Many businesses have had to cease operations, transport routes and supply chains have been destroyed, and some areas are not accessible to food transport, such as Mariupol and much of the Donbass region. A political solution and an end to the destruction do not seem within reach at the moment.

Billions needed for the reconstruction of Ukraine

The Ukrainian economy has been badly affected by the war. According to the World Bank, the Ukrainian government currently has a budget deficit of $5 billion per month. And the reconstruction costs will be immense. It’s almost impossible to predict how much it will cost, but the reconstruction bill will run into the billions. International organizations and financial institutions will have to play a major role in supporting Ukraine.

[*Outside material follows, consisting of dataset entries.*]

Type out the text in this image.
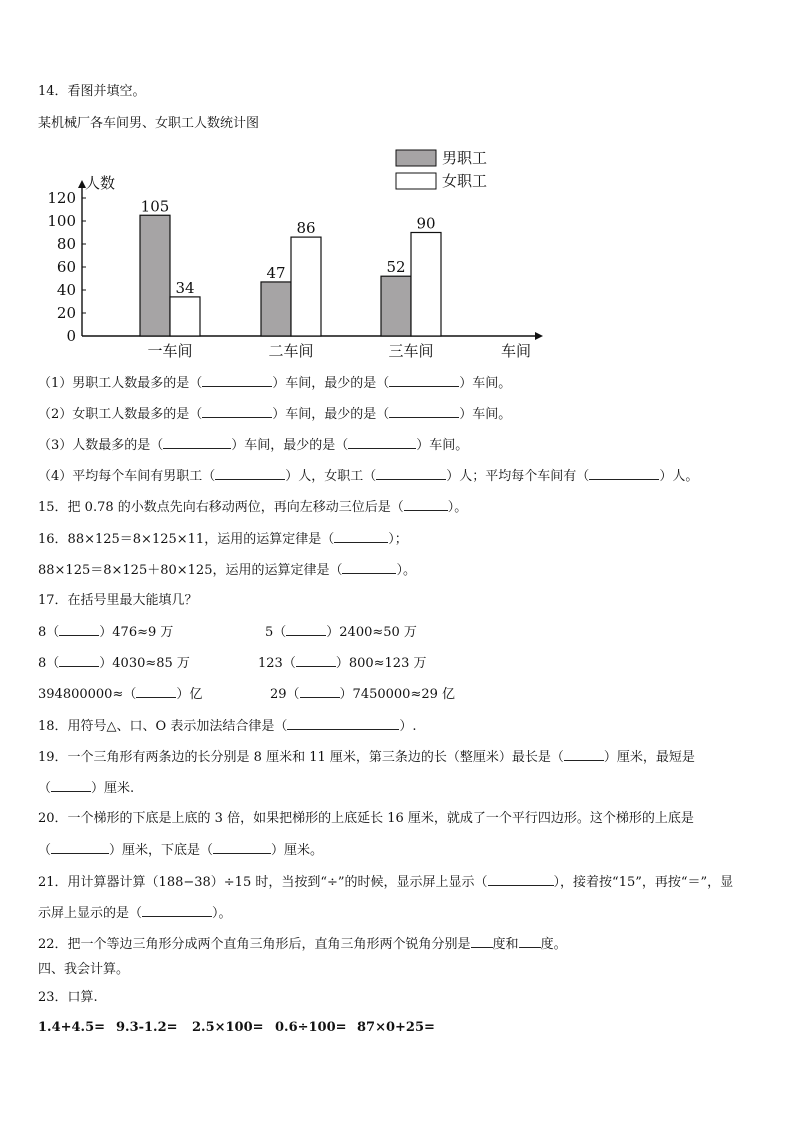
14．看图并填空。
某机械厂各车间男、女职工人数统计图
男职工
女职工
人数
车间
0
20
40
60
80
100
120	105
34
一车间
47
86
二车间
52
90
三车间
（1）男职工人数最多的是（	）车间，最少的是（	）车间。
（2）女职工人数最多的是（	）车间，最少的是（	）车间。
（3）人数最多的是（	）车间，最少的是（	）车间。
（4）平均每个车间有男职工（	）人，女职工（	）人；平均每个车间有（	）人。
15．把 0.78 的小数点先向右移动两位，再向左移动三位后是（	）。
16．88×125＝8×125×11，运用的运算定律是（	）；
88×125＝8×125＋80×125，运用的运算定律是（	）。
17．在括号里最大能填几？
8（	）476≈9 万	5（	）2400≈50 万
8（	）4030≈85 万	123（	）800≈123 万
394800000≈（	）亿	29（	）7450000≈29 亿
18．用符号△、口、O 表示加法结合律是（	）.
19．一个三角形有两条边的长分别是 8 厘米和 11 厘米，第三条边的长（整厘米）最长是（	）厘米，最短是
（	）厘米.
20．一个梯形的下底是上底的 3 倍，如果把梯形的上底延长 16 厘米，就成了一个平行四边形。这个梯形的上底是
（	）厘米，下底是（	）厘米。
21．用计算器计算（188−38）÷15 时，当按到“÷”的时候，显示屏上显示（	），接着按“15”，再按“＝”，显
示屏上显示的是（	）。
22．把一个等边三角形分成两个直角三角形后，直角三角形两个锐角分别是 度和 度。
四、我会计算。
23．口算.
1.4+4.5= 9.3-1.2= 2.5×100= 0.6÷100= 87×0+25=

Organizations such as the European Union, United Nations and international financial institutions are already preparing for reconstruction efforts. Some important changes:

  • On June 4 and 5, Switzerland is hosting an international conference on the reconstruction of Ukraine.
  • Since the start of the war, the EU has provided Ukraine with aid worth more than €4 billion, including funding for military support (€1.5 billion) and humanitarian aid and macro-financial support (€1.2 billion).
  • In addition, the European Commission will shortly publish a proposal for a Solidarity Trust Fund for Ukraine. This fund is intended for the reconstruction of a democratic Ukraine. The government believes that international assistance should be based as much as possible on Ukraine’s needs. He also believes that the Ukrainian government should play a central role in implementing the fund.
  • In early March, the World Bank approved a budget support program for Ukraine of approximately $925 million in the form of loans and grants. The Netherlands has provided a guarantee of 100 million euros to the fund. The World Bank is currently preparing a support package worth $3 billion (which includes the previously mentioned $925 million).
  • On March 4, the European Investment Bank (EIB) approved financial support amounting to €668 million. It also plans to accelerate existing programs worth 1.5 billion euros.
  • On March 9, the European Bank for Reconstruction and Development (EBRD) approved a support plan worth 2 billion euros. This package aims to support Ukraine and the countries in the region directly affected by the conflict.
  • On March 10, the IMF approved financial support for Ukraine in the amount of 1.2 billion euros and has since opened a special account for Ukraine through which donors can support Ukraine financially.
  • The Dutch Stability Fund is exploring options to expand existing programs on women, peace and security, recovery and resilience, and demining. Demining is becoming increasingly important in Ukraine. Capacity building of emergency services is also needed, and there is a growing demand for psychological and psychosocial support for victims of sexual violence.